What have you noticed in particular? From your observations so far, what jumps out at you? What have you particularly enjoyed writing about? What has most surprised you about the neighborhood(s)

SM:

What I’ve noticed and what I’ve enjoyed so much about this project is that people generally want to talk and tell you their stories. When I told my landlord about the project, she started slipping newspaper clippings under my door. This is her dad’s building, constructed in 1900 and the only one on the block with its original door and wallpaper. Ms. Fedorko is very proud of it and very interested in the history of the LES. A few weeks later, she eagerly brought me old city plans and guidebooks, with ominous “DEMOLISHED” stamps across the pages.  It was the same with my friend Naomi, who relished giving me a tour of her neighborhood in Chinatown and its hidden art galleries, or Mr. Leung, who talked about the history of his shoe cobbling stand on Forsyth St.  So I’ve enjoyed meeting people and thinking of the fact of our two lives intersecting in this city like that.

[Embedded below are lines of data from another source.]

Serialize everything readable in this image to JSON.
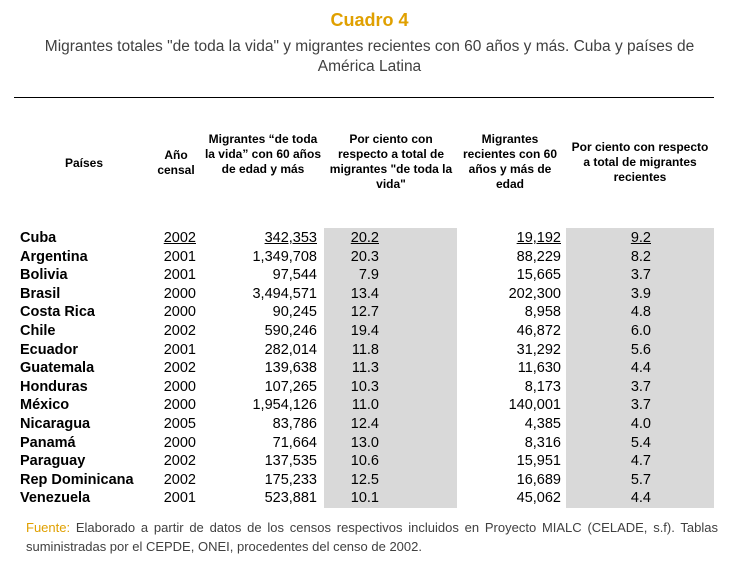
{
  "title": "Cuadro 4",
  "subtitle": "Migrantes totales \"de toda la vida\" y migrantes recientes con 60 años y más. Cuba y países de América Latina",
  "headers": {
    "country": "Países",
    "year": "Año censal",
    "lifetime": "Migrantes “de toda la vida” con 60 años de edad y más",
    "pct_lifetime": "Por ciento con respecto a total de migrantes \"de toda la vida\"",
    "recent": "Migrantes recientes con 60 años y más de edad",
    "pct_recent": "Por ciento con respecto a total de migrantes recientes"
  },
  "rows": [
    {
      "country": "Cuba",
      "year": "2002",
      "lifetime": "342,353",
      "pct_lifetime": "20.2",
      "recent": "19,192",
      "pct_recent": "9.2"
    },
    {
      "country": "Argentina",
      "year": "2001",
      "lifetime": "1,349,708",
      "pct_lifetime": "20.3",
      "recent": "88,229",
      "pct_recent": "8.2"
    },
    {
      "country": "Bolivia",
      "year": "2001",
      "lifetime": "97,544",
      "pct_lifetime": "7.9",
      "recent": "15,665",
      "pct_recent": "3.7"
    },
    {
      "country": "Brasil",
      "year": "2000",
      "lifetime": "3,494,571",
      "pct_lifetime": "13.4",
      "recent": "202,300",
      "pct_recent": "3.9"
    },
    {
      "country": "Costa Rica",
      "year": "2000",
      "lifetime": "90,245",
      "pct_lifetime": "12.7",
      "recent": "8,958",
      "pct_recent": "4.8"
    },
    {
      "country": "Chile",
      "year": "2002",
      "lifetime": "590,246",
      "pct_lifetime": "19.4",
      "recent": "46,872",
      "pct_recent": "6.0"
    },
    {
      "country": "Ecuador",
      "year": "2001",
      "lifetime": "282,014",
      "pct_lifetime": "11.8",
      "recent": "31,292",
      "pct_recent": "5.6"
    },
    {
      "country": "Guatemala",
      "year": "2002",
      "lifetime": "139,638",
      "pct_lifetime": "11.3",
      "recent": "11,630",
      "pct_recent": "4.4"
    },
    {
      "country": "Honduras",
      "year": "2000",
      "lifetime": "107,265",
      "pct_lifetime": "10.3",
      "recent": "8,173",
      "pct_recent": "3.7"
    },
    {
      "country": "México",
      "year": "2000",
      "lifetime": "1,954,126",
      "pct_lifetime": "11.0",
      "recent": "140,001",
      "pct_recent": "3.7"
    },
    {
      "country": "Nicaragua",
      "year": "2005",
      "lifetime": "83,786",
      "pct_lifetime": "12.4",
      "recent": "4,385",
      "pct_recent": "4.0"
    },
    {
      "country": "Panamá",
      "year": "2000",
      "lifetime": "71,664",
      "pct_lifetime": "13.0",
      "recent": "8,316",
      "pct_recent": "5.4"
    },
    {
      "country": "Paraguay",
      "year": "2002",
      "lifetime": "137,535",
      "pct_lifetime": "10.6",
      "recent": "15,951",
      "pct_recent": "4.7"
    },
    {
      "country": "Rep Dominicana",
      "year": "2002",
      "lifetime": "175,233",
      "pct_lifetime": "12.5",
      "recent": "16,689",
      "pct_recent": "5.7"
    },
    {
      "country": "Venezuela",
      "year": "2001",
      "lifetime": "523,881",
      "pct_lifetime": "10.1",
      "recent": "45,062",
      "pct_recent": "4.4"
    }
  ],
  "footnote": {
    "label": "Fuente:",
    "text": "Elaborado a partir de datos de los censos respectivos incluidos en Proyecto MIALC (CELADE, s.f). Tablas suministradas por el CEPDE, ONEI, procedentes del censo de 2002."
  }
}
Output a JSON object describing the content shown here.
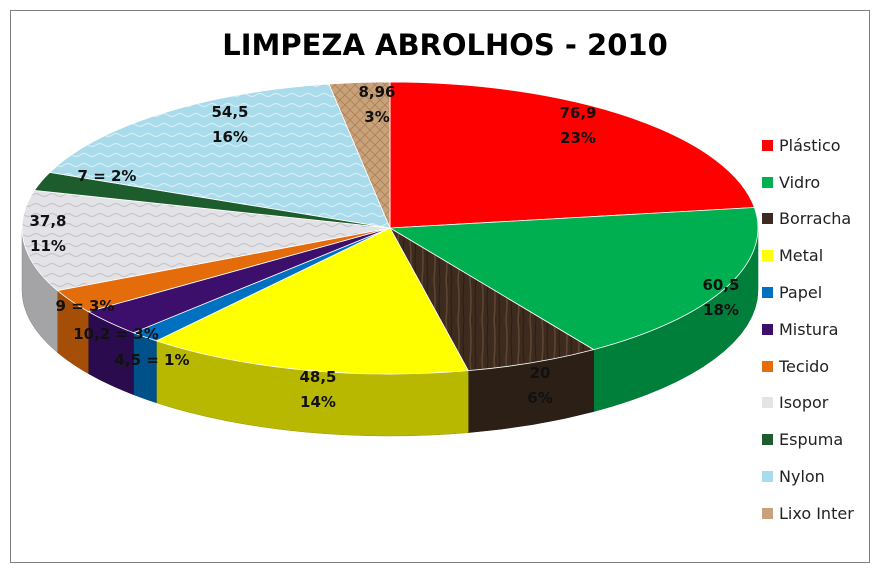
{
  "chart_data": {
    "type": "pie",
    "title": "LIMPEZA ABROLHOS - 2010",
    "series": [
      {
        "name": "Plástico",
        "value": 76.9,
        "color": "#ff0000",
        "label1": "76,9",
        "label2": "23%"
      },
      {
        "name": "Vidro",
        "value": 60.5,
        "color": "#00b050",
        "label1": "60,5",
        "label2": "18%"
      },
      {
        "name": "Borracha",
        "value": 20,
        "color": "#3d2b1f",
        "label1": "20",
        "label2": "6%"
      },
      {
        "name": "Metal",
        "value": 48.5,
        "color": "#ffff00",
        "label1": "48,5",
        "label2": "14%"
      },
      {
        "name": "Papel",
        "value": 4.5,
        "color": "#0070c0",
        "label1": "4,5 = 1%",
        "label2": ""
      },
      {
        "name": "Mistura",
        "value": 10.2,
        "color": "#3b0f6b",
        "label1": "10,2 = 3%",
        "label2": ""
      },
      {
        "name": "Tecido",
        "value": 9,
        "color": "#e46c0a",
        "label1": "9 = 3%",
        "label2": ""
      },
      {
        "name": "Isopor",
        "value": 37.8,
        "color": "#e4e4e8",
        "label1": "37,8",
        "label2": "11%"
      },
      {
        "name": "Espuma",
        "value": 7,
        "color": "#1d5c2c",
        "label1": "7 = 2%",
        "label2": ""
      },
      {
        "name": "Nylon",
        "value": 54.5,
        "color": "#a8dcec",
        "label1": "54,5",
        "label2": "16%"
      },
      {
        "name": "Lixo Inter",
        "value": 8.96,
        "color": "#c8a27a",
        "label1": "8,96",
        "label2": "3%"
      }
    ],
    "legend_position": "right"
  }
}
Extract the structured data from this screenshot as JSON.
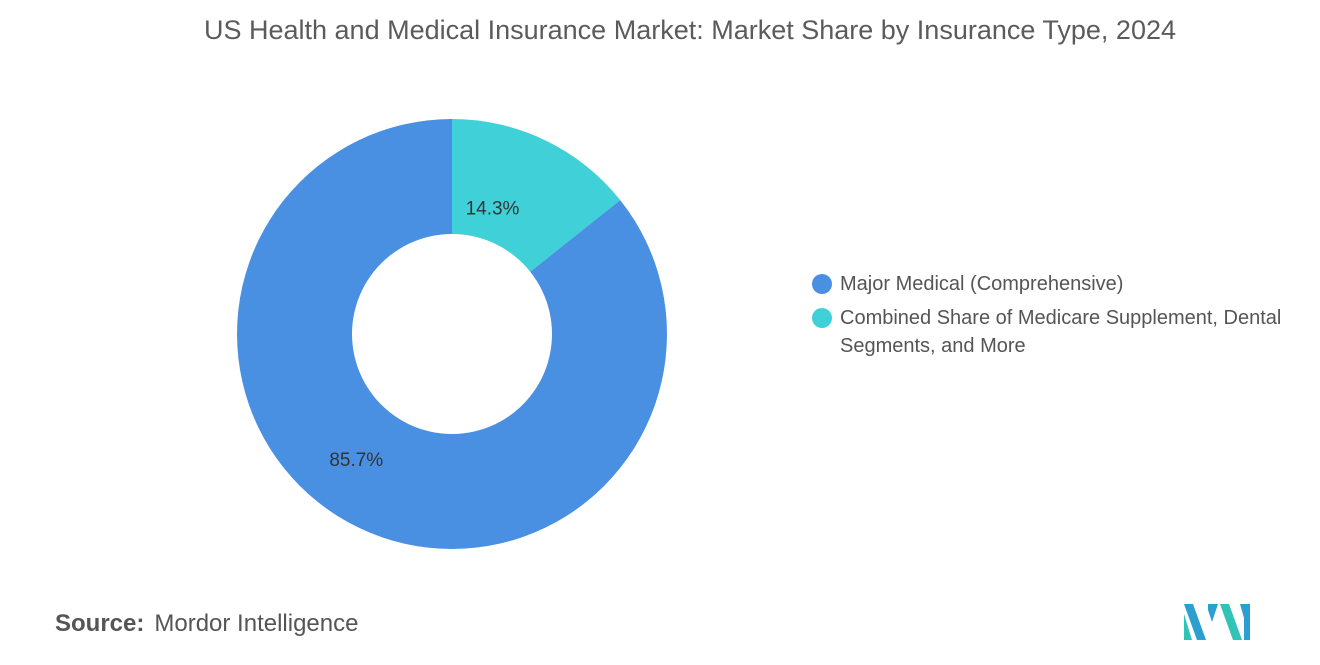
{
  "title": "US Health and Medical Insurance Market: Market Share by Insurance Type, 2024",
  "source": {
    "key": "Source:",
    "value": "Mordor Intelligence"
  },
  "chart_data": {
    "type": "pie",
    "variant": "donut",
    "title": "US Health and Medical Insurance Market: Market Share by Insurance Type, 2024",
    "categories": [
      "Major Medical (Comprehensive)",
      "Combined Share of Medicare Supplement, Dental Segments, and More"
    ],
    "values": [
      85.7,
      14.3
    ],
    "value_labels": [
      "85.7%",
      "14.3%"
    ],
    "colors": [
      "#4a90e2",
      "#40d0d8"
    ],
    "legend_position": "right"
  },
  "logo": {
    "icon": "mordor-intelligence-logo",
    "colors": [
      "#2b9fd0",
      "#31c2b8"
    ]
  }
}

A menu from Kabul Kebab House | photo: Sahar Muradi
A menu from Kabul Kebab House | photo: Sahar Muradi

From Kabul to Elmhurst, from rural Massachusetts to the East Village, Sahar Muradi writes to make sense of a snaking path. She is co-editor of One Story, Thirty Stories: An Anthology of Afghan American Literature (University of Arkansas Press, 2010) and on the editorial board of the forthcoming Boundaries and Borders, An Anthology of Women of Color.  For several years she worked in the nonprofit sector in Afghanistan, and most recently ran a high school youth development program in NYC, including at Pace High School in Chinatown. She received her MPA in international development from NYU and her BA in creative writing from Hampshire College.

The views expressed here are those of the authors only and do not reflect the position of The Architectural League of New York.